This cluster is consists of 17 members from the four universities (9 from National Central University, 5 from National Tsing Hua University, 1 from National Yang Ming University, and 2 from National Chiao Tung University), led and organized by the renowned Center for the Study of Sexualities at National Central University. Since the establishment of the Center in 1995, the members have worked and collaborated closely with each other for nearly two decades, and the Center has been regarded as the leading research team in the field of gender/sexuality studies in Taiwan. The academic experience of the Center is most comprehensive, and the cooperation among its members is consistent and long-lasting. With prolific accumulation of academic achievements, the Center has found a place in networks of gender/sexuality studies communities internationally. The Gender/Sexuality studies team has been making diligent efforts in the gender studies field for over 15 years, hosting several training workshops for instructors, undertaking the editing of gender education materials for elementary and junior high schools, and making large contributions to Taiwan’s gender education. Since 1996, the Center has hosted numerous large-scale academic conferences relating to gender and sexuality issues and continues to carry out integrated, long-term research projects on gender/sexuality studies approved by the National Science Council. The Center has also published 25 academic volumes of gender/sexuality studies, the total content of which exceeds 8 million words, or 5 thousand pages. The cluster is considered to be one of the most dynamic and prolific research teams in Taiwan.
 
In addition to gathering the local founding scholars of gender/sexuality studies, the Center has been expanding the territory of local gender/sexuality studies, including reflections on feminist theories, social constructions on the subject of sexuality, observations and theorizations of local gender and sex movements, academic research on sex work, the formation of transgender culture, the politics of body/affects, and so forth. So far, the Taiwanese government has passed several laws that convey the significance of gender, such as the “Domestic Violence Prevention Act,” the “Sexual Assault Crime Prevention Act,” the “Act of Gender Equality in Employment,” the “Gender Equity Education Act,” the “Child and Youth Sexual Transaction Prevention Act,” the “The Protection of Children and Youths Welfare and Rights Act,” the “Sexual Harassment Prevention Act,” and so on. Thus, gender mainstreaming has become an important part of national policies and global trends. However, the organization of these acts and policies focuses, more often than not, on its functionality and structure, thus resulting in many complicated problems that beget criticisms. Furthermore, the significance of such gender mainstreaming embedded in global governance needs to be analyzed more deeply from historical trajectories and social structures.
 

Research Orientation

The research team will develop its major research orientation over the next 5 years through three concentric structures:
 
1. Gender/Sexuality Governance: Since 2005, the research team has paid close attention to the transformation of local power structures and maneuvers, focusing on the governing role played by mainstream NGOs in particular. The research team proposes critical analyses of gender-mainstreaming-based gender politics, as well as sexual governance in the field of law-making and HIV/AIDS-related issues. The research team will continue this endeavor in alignment with Cold-War feminism and neo-liberalism as its analytical approach.

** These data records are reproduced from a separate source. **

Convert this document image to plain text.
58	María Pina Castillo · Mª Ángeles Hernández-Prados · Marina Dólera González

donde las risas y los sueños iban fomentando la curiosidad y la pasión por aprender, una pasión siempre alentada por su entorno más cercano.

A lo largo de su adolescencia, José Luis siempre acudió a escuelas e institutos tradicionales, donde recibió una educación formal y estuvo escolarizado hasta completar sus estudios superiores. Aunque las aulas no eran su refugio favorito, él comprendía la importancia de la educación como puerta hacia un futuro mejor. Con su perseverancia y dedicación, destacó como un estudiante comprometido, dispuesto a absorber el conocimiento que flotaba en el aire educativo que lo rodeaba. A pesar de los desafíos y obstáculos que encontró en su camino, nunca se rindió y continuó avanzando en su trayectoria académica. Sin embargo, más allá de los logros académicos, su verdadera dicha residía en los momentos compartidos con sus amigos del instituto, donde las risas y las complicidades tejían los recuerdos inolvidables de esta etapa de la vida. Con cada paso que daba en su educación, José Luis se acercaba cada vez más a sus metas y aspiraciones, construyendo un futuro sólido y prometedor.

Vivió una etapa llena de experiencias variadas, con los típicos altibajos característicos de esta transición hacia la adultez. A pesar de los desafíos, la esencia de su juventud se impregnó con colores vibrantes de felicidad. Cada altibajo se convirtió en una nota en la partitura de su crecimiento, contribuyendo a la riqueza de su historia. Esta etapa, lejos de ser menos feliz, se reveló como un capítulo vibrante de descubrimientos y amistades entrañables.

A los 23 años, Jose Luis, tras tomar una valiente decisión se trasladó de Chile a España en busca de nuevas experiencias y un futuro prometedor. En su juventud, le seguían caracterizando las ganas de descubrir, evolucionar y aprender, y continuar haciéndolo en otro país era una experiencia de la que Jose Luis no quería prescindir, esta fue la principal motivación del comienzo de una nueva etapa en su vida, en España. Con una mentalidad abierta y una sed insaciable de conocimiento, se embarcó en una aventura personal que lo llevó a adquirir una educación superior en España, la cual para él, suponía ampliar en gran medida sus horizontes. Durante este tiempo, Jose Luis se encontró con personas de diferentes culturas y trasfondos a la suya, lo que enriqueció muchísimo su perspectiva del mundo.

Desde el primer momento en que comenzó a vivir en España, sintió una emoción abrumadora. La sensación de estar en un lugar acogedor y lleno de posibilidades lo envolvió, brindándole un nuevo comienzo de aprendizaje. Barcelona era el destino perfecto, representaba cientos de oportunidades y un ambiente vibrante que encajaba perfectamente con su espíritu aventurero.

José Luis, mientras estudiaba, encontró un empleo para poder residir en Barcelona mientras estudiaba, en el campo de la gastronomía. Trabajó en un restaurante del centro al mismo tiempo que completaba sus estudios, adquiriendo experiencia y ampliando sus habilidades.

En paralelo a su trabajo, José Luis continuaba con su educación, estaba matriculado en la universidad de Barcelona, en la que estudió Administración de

2. Civilization/Multiple Modernity: Due to the strong ties between civilization and gender/sexuality governance, the research team has already accumulated its research on the subject as well as its critical analysis. The research team will develop its critical interpretation of civilization/multiple modernity, analyzing the power maneuvers of gender/sexuality governance.
3. Post-colonial Critique: Reflections on modernity should disentangle themselves from historical assumptions and knowledge frameworks. The research team has been working on non-Eurocentric historiography, and will continue this academic work through non-Western, post-colonial discourses from the Third World. This endeavor aims to re-contextualize modernity from the perspective of world history.